The episode happened at Wonsan, North Korea, in October 1950, where the landings had been delayed until mine sweepers could clear all of the magnetic mines from the approaching waters, according to the Marine Corps’ official history of the Korean War.
These mines were hard to detect because they could be set to allow up to 12 ships to pass over them before exploding, meaning the mine sweepers had to make at least 13 passes over a given area before it could be considered clear, according to the history, written by Lynn Montross and Marine Capt. Nicholas A, Canzona.
While all this was happening, the ships carrying the Marines steamed back and forth off the coast, prompting the Marines to dub the enterprise “Operation Yo-Yo.”
“Never did time die a harder death, and never did the grumblers have so much to grouse about,” according to the history.
By the time the Marines went ashore beginning on Oct. 25, South Korean troops and Marine air maintenance crews had already reached Wonsan.
And so had Bob Hope.
“Even more humiliating to the landing force troops, Bob Hope and Marilyn Maxwell were flown to the objective area,” according to the history. “On the evening of the 24th they put on a USO show spiced with quips at the expense of the disgruntled Leathernecks in the transports.”
When the Marines came ashore the next day, Hope had already left.
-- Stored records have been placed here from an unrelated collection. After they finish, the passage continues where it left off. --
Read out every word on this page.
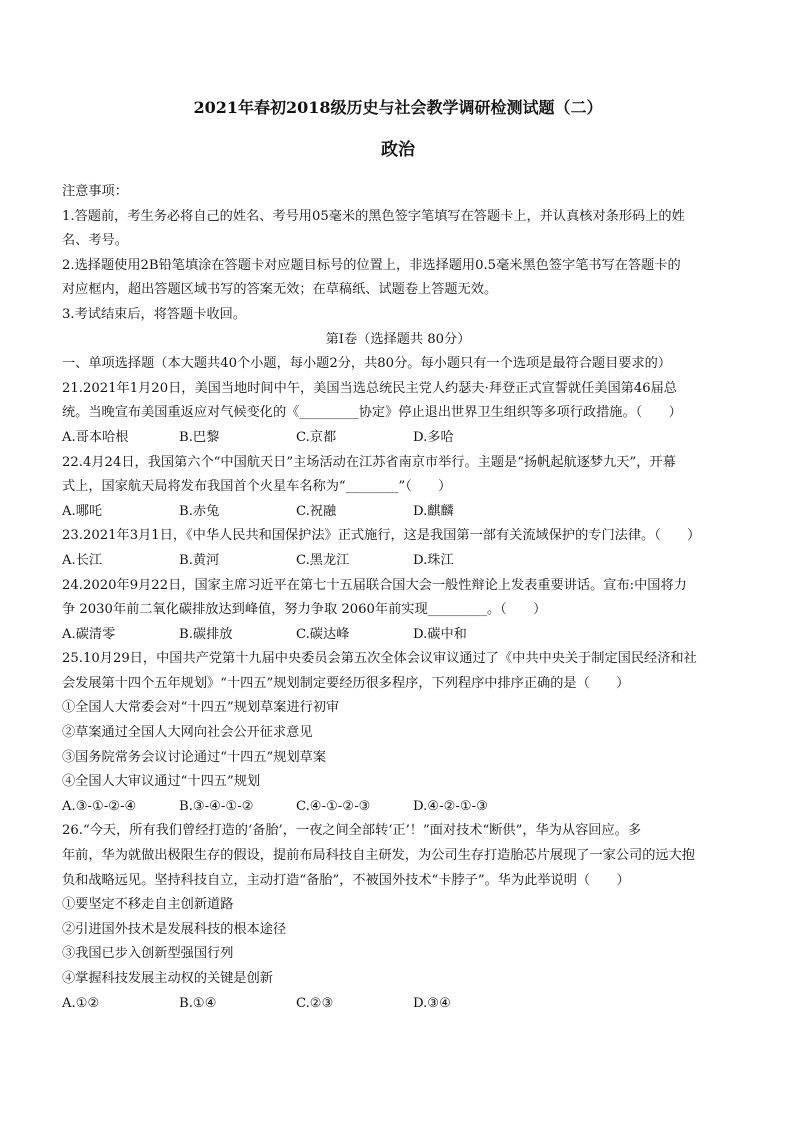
2021年春初2018级历史与社会教学调研检测试题（二）
政治
注意事项：
1.答题前，考生务必将自己的姓名、考号用05毫米的黑色签字笔填写在答题卡上，并认真核对条形码上的姓
名、考号。
2.选择题使用2B铅笔填涂在答题卡对应题目标号的位置上，非选择题用0.5毫米黑色签字笔书写在答题卡的
对应框内，超出答题区域书写的答案无效；在草稿纸、试题卷上答题无效。
3.考试结束后，将答题卡收回。
第Ⅰ卷（选择题共 80分）
一、单项选择题（本大题共40个小题，每小题2分，共80分。每小题只有一个选项是最符合题目要求的）
21.2021年1月20日，美国当地时间中午，美国当选总统民主党人约瑟夫·拜登正式宣誓就任美国第46届总
统。当晚宣布美国重返应对气候变化的《_________协定》停止退出世界卫生组织等多项行政措施。（　　）
A.哥本哈根	B.巴黎	C.京都	D.多哈
22.4月24日，我国第六个“中国航天日”主场活动在江苏省南京市举行。主题是“扬帆起航逐梦九天”，开幕
式上，国家航天局将发布我国首个火星车名称为“________”（　　）
A.哪吒	B.赤兔	C.祝融	D.麒麟
23.2021年3月1日，《中华人民共和国保护法》正式施行，这是我国第一部有关流域保护的专门法律。（　　）
A.长江	B.黄河	C.黑龙江	D.珠江
24.2020年9月22日，国家主席习近平在第七十五届联合国大会一般性辩论上发表重要讲话。宣布:中国将力
争 2030年前二氧化碳排放达到峰值，努力争取 2060年前实现_________。（　　）
A.碳清零	B.碳排放	C.碳达峰	D.碳中和
25.10月29日，中国共产党第十九届中央委员会第五次全体会议审议通过了《中共中央关于制定国民经济和社
会发展第十四个五年规划》“十四五”规划制定要经历很多程序，下列程序中排序正确的是（　　）
①全国人大常委会对“十四五”规划草案进行初审
②草案通过全国人大网向社会公开征求意见
③国务院常务会议讨论通过“十四五”规划草案
④全国人大审议通过“十四五”规划
A.③-①-②-④	B.③-④-①-②	C.④-①-②-③	D.④-②-①-③
26.“今天，所有我们曾经打造的‘备胎’，一夜之间全部转‘正’！”面对技术“断供”，华为从容回应。多
年前，华为就做出极限生存的假设，提前布局科技自主研发，为公司生存打造胎芯片展现了一家公司的远大抱
负和战略远见。坚持科技自立，主动打造“备胎”，不被国外技术“卡脖子”。华为此举说明（　　）
①要坚定不移走自主创新道路
②引进国外技术是发展科技的根本途径
③我国已步入创新型强国行列
④掌握科技发展主动权的关键是创新
A.①②	B.①④	C.②③	D.③④
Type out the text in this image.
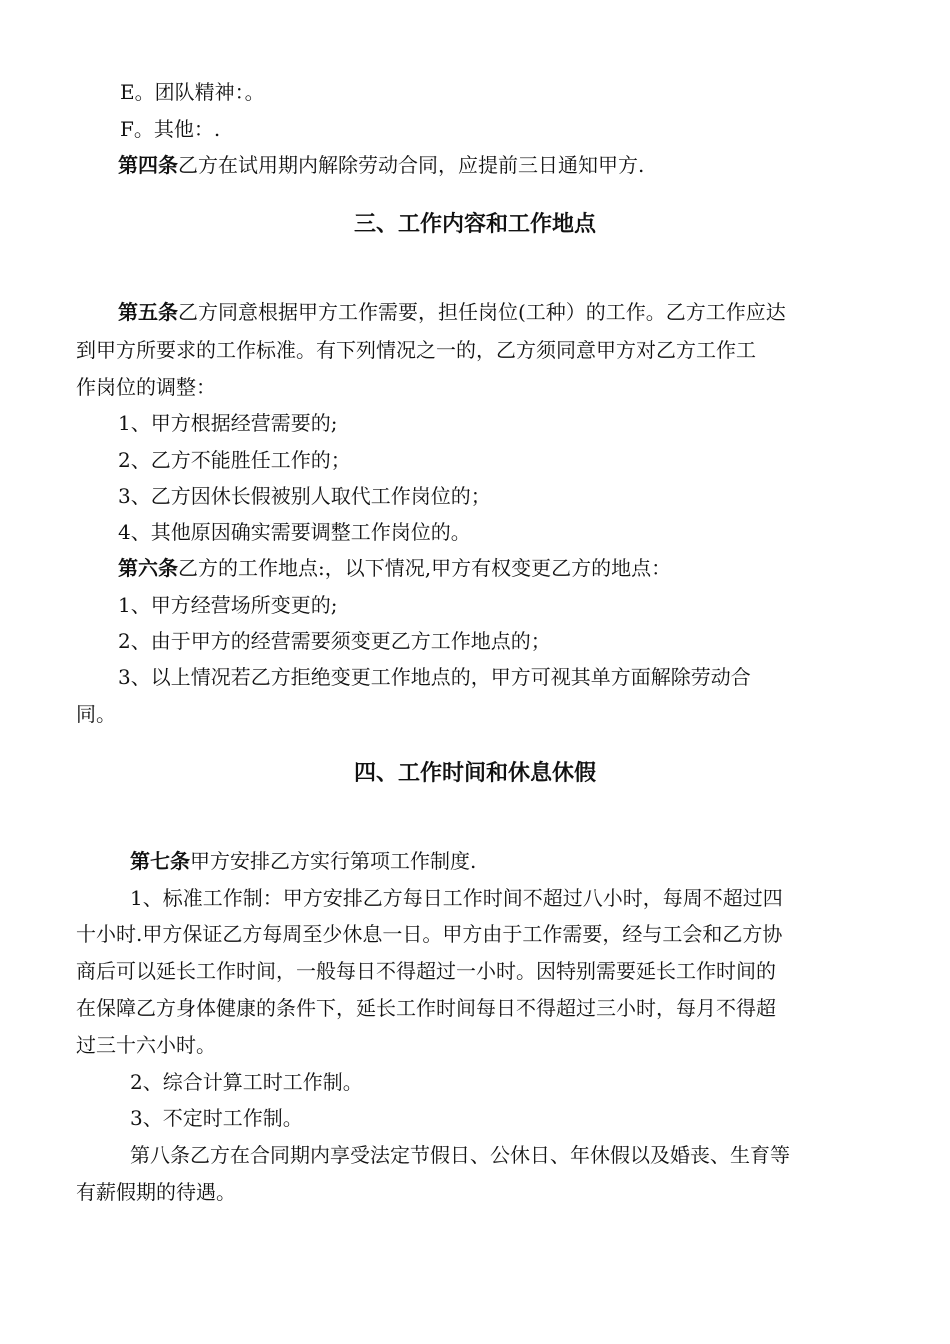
E。团队精神：。
F。其他：.
第四条乙方在试用期内解除劳动合同，应提前三日通知甲方.
三、工作内容和工作地点
第五条乙方同意根据甲方工作需要，担任岗位(工种）的工作。乙方工作应达
到甲方所要求的工作标准。有下列情况之一的，乙方须同意甲方对乙方工作工
作岗位的调整：
1、甲方根据经营需要的;
2、乙方不能胜任工作的；
3、乙方因休长假被别人取代工作岗位的；
4、其他原因确实需要调整工作岗位的。
第六条乙方的工作地点:，以下情况,甲方有权变更乙方的地点：
1、甲方经营场所变更的;
2、由于甲方的经营需要须变更乙方工作地点的；
3、以上情况若乙方拒绝变更工作地点的，甲方可视其单方面解除劳动合
同。
四、工作时间和休息休假
第七条甲方安排乙方实行第项工作制度.
1、标准工作制：甲方安排乙方每日工作时间不超过八小时，每周不超过四
十小时.甲方保证乙方每周至少休息一日。甲方由于工作需要，经与工会和乙方协
商后可以延长工作时间，一般每日不得超过一小时。因特别需要延长工作时间的
在保障乙方身体健康的条件下，延长工作时间每日不得超过三小时，每月不得超
过三十六小时。
2、综合计算工时工作制。
3、不定时工作制。
第八条乙方在合同期内享受法定节假日、公休日、年休假以及婚丧、生育等
有薪假期的待遇。
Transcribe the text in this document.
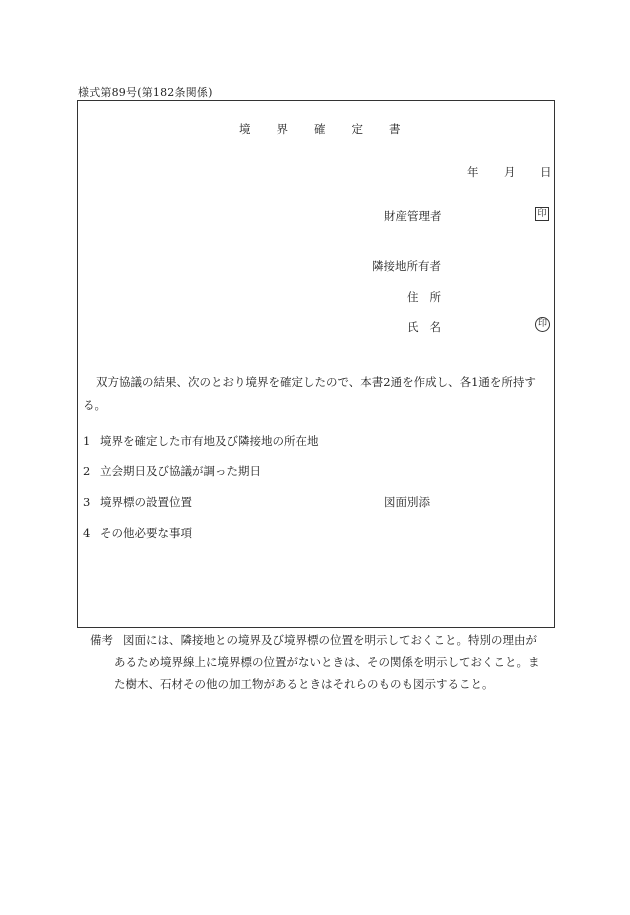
様式第89号(第182条関係)
境 界 確 定 書
年 月 日
財産管理者	印
隣接地所有者
住 所
氏 名	印
双方協議の結果、次のとおり境界を確定したので、本書2通を作成し、各1通を所持す
る。
1 境界を確定した市有地及び隣接地の所在地
2 立会期日及び協議が調った期日
3 境界標の設置位置	図面別添
4 その他必要な事項
備考 図面には、隣接地との境界及び境界標の位置を明示しておくこと。特別の理由が
あるため境界線上に境界標の位置がないときは、その関係を明示しておくこと。ま
た樹木、石材その他の加工物があるときはそれらのものも図示すること。
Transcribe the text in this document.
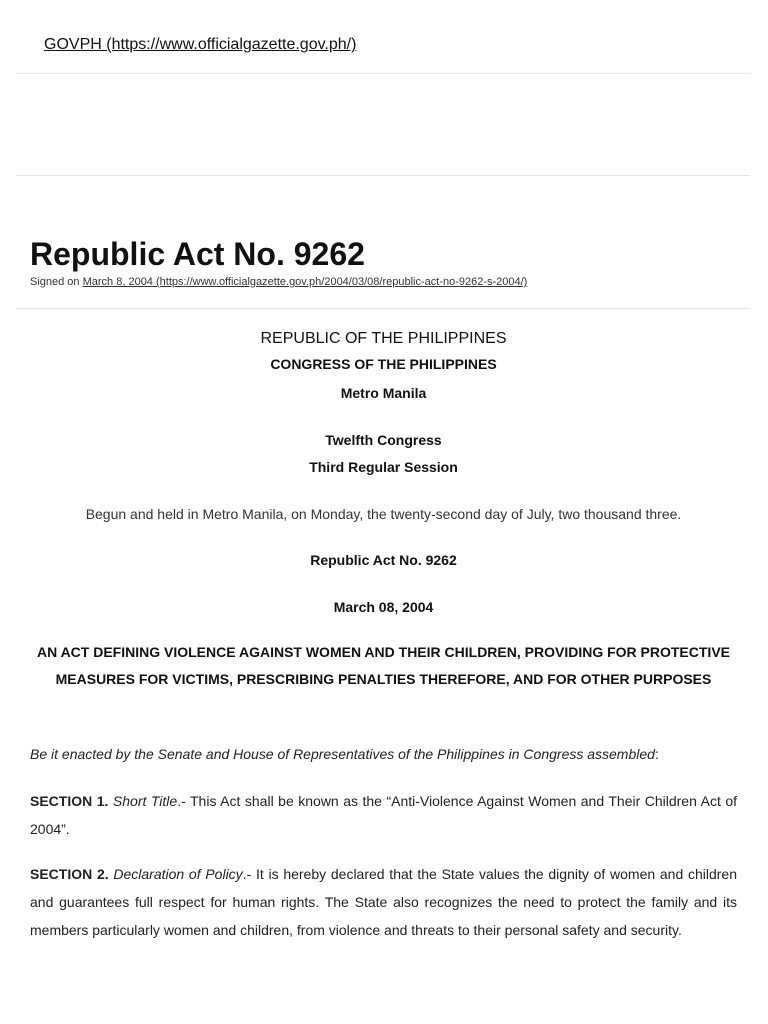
GOVPH (https://www.officialgazette.gov.ph/)
Republic Act No. 9262
Signed on March 8, 2004 (https://www.officialgazette.gov.ph/2004/03/08/republic-act-no-9262-s-2004/)
REPUBLIC OF THE PHILIPPINES
CONGRESS OF THE PHILIPPINES
Metro Manila
Twelfth Congress
Third Regular Session
Begun and held in Metro Manila, on Monday, the twenty-second day of July, two thousand three.
Republic Act No. 9262
March 08, 2004
AN ACT DEFINING VIOLENCE AGAINST WOMEN AND THEIR CHILDREN, PROVIDING FOR PROTECTIVE MEASURES FOR VICTIMS, PRESCRIBING PENALTIES THEREFORE, AND FOR OTHER PURPOSES
Be it enacted by the Senate and House of Representatives of the Philippines in Congress assembled:
SECTION 1. Short Title.- This Act shall be known as the “Anti-Violence Against Women and Their Children Act of 2004”.
SECTION 2. Declaration of Policy.- It is hereby declared that the State values the dignity of women and children and guarantees full respect for human rights. The State also recognizes the need to protect the family and its members particularly women and children, from violence and threats to their personal safety and security.
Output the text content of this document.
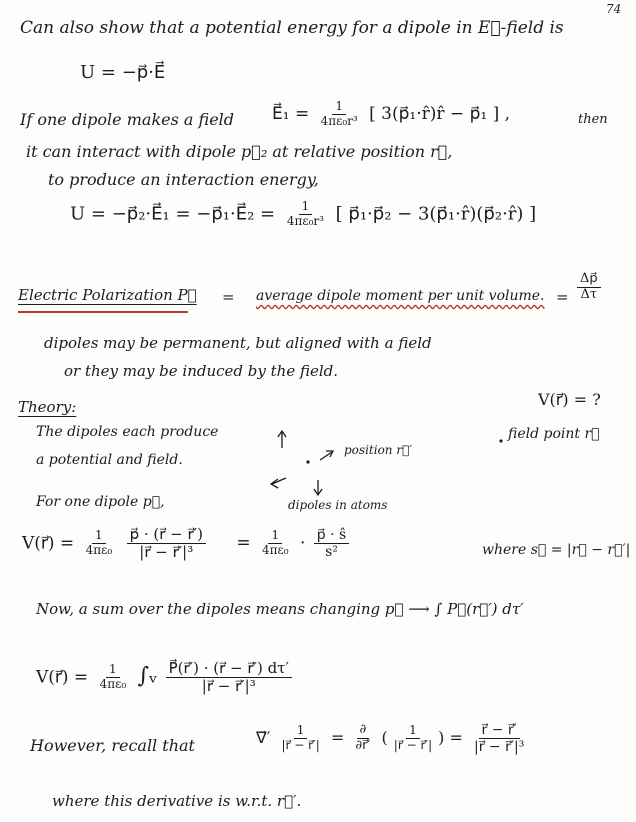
74
Can also show that a potential energy for a dipole in E⃗-field is
U = −p⃗·E⃗
If one dipole makes a field E⃗₁ = $\frac{1}{\text{4πε₀r³}}$ [ 3(p⃗₁·r̂)r̂ − p⃗₁ ] ,	then
it can interact with dipole p⃗₂ at relative position r⃗,
to produce an interaction energy,
U = −p⃗₂·E⃗₁ = −p⃗₁·E⃗₂ = $\frac{1}{\text{4πε₀r³}}$ [ p⃗₁·p⃗₂ − 3(p⃗₁·r̂)(p⃗₂·r̂) ]
Electric Polarization P⃗ = average dipole moment per unit volume. = $\frac{\Delta p⃗}{\Delta\tau}$
dipoles may be permanent, but aligned with a field
or they may be induced by the field.
Theory:
The dipoles each produce
a potential and field.
position r⃗′
V(r⃗) = ?
field point r⃗
dipoles in atoms
For one dipole p⃗,
V(r⃗) = $\frac{1}{\text{4πε₀}}$
$\frac{p⃗ \cdot (r⃗ - r⃗')}{\text{|r⃗ − r⃗′|³}} = \frac{1}{\text{4πε₀}} \cdot \frac{p⃗ \cdot ŝ}{\text{s²}}$	where s⃗ = |r⃗ − r⃗′|
Now, a sum over the dipoles means changing p⃗ ⟶ ∫ P⃗(r⃗′) dτ′
V(r⃗) = $\frac{1}{\text{4πε₀}}$ ∫ᵥ $\frac{P⃗(r⃗') \cdot (r⃗ - r⃗') d\tau'}{\text{|r⃗ − r⃗′|³}}$
However, recall that	∇⃗′ $\frac{1}{|r⃗ - r⃗'|} = \frac{\partial}{\partial r⃗'}$ ( $\frac{1}{|r⃗ - r⃗'|}$ ) = $\frac{r⃗ - r⃗'}{\text{|r⃗ − r⃗′|³}}$
where this derivative is w.r.t. r⃗′.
The Marines, of course, didn’t know whether they would be landing under fire, said Joe Owen, then a second lieutenant with Company B, 1st Battalion, 7th Marine Regiment, 1st Marine Division.
“We didn’t have very good intelligence,” Owen told The Rumor Doctor. “We had the word that the beach had been secured, but we came in fully loaded and ready to fight if necessary. Then we saw the flyboys standing on the beach waving us in.”
Also on the beach were South Korean troops who greeted the Marines by giving them the middle finger.
“It was no animosity,” Owen explained. “It might have been their way of saying hi.”
THE RUMOR DOCTOR’S DIAGNOSIS: Bob Hope had been there and gone when the Marines landed at Wonsan, but if the Marines felt chagrined by the whole affair, they more than showed their valor and fighting spirit the following month when attacked by hundreds of thousands of Chinese troops at the Chosin Reservoir.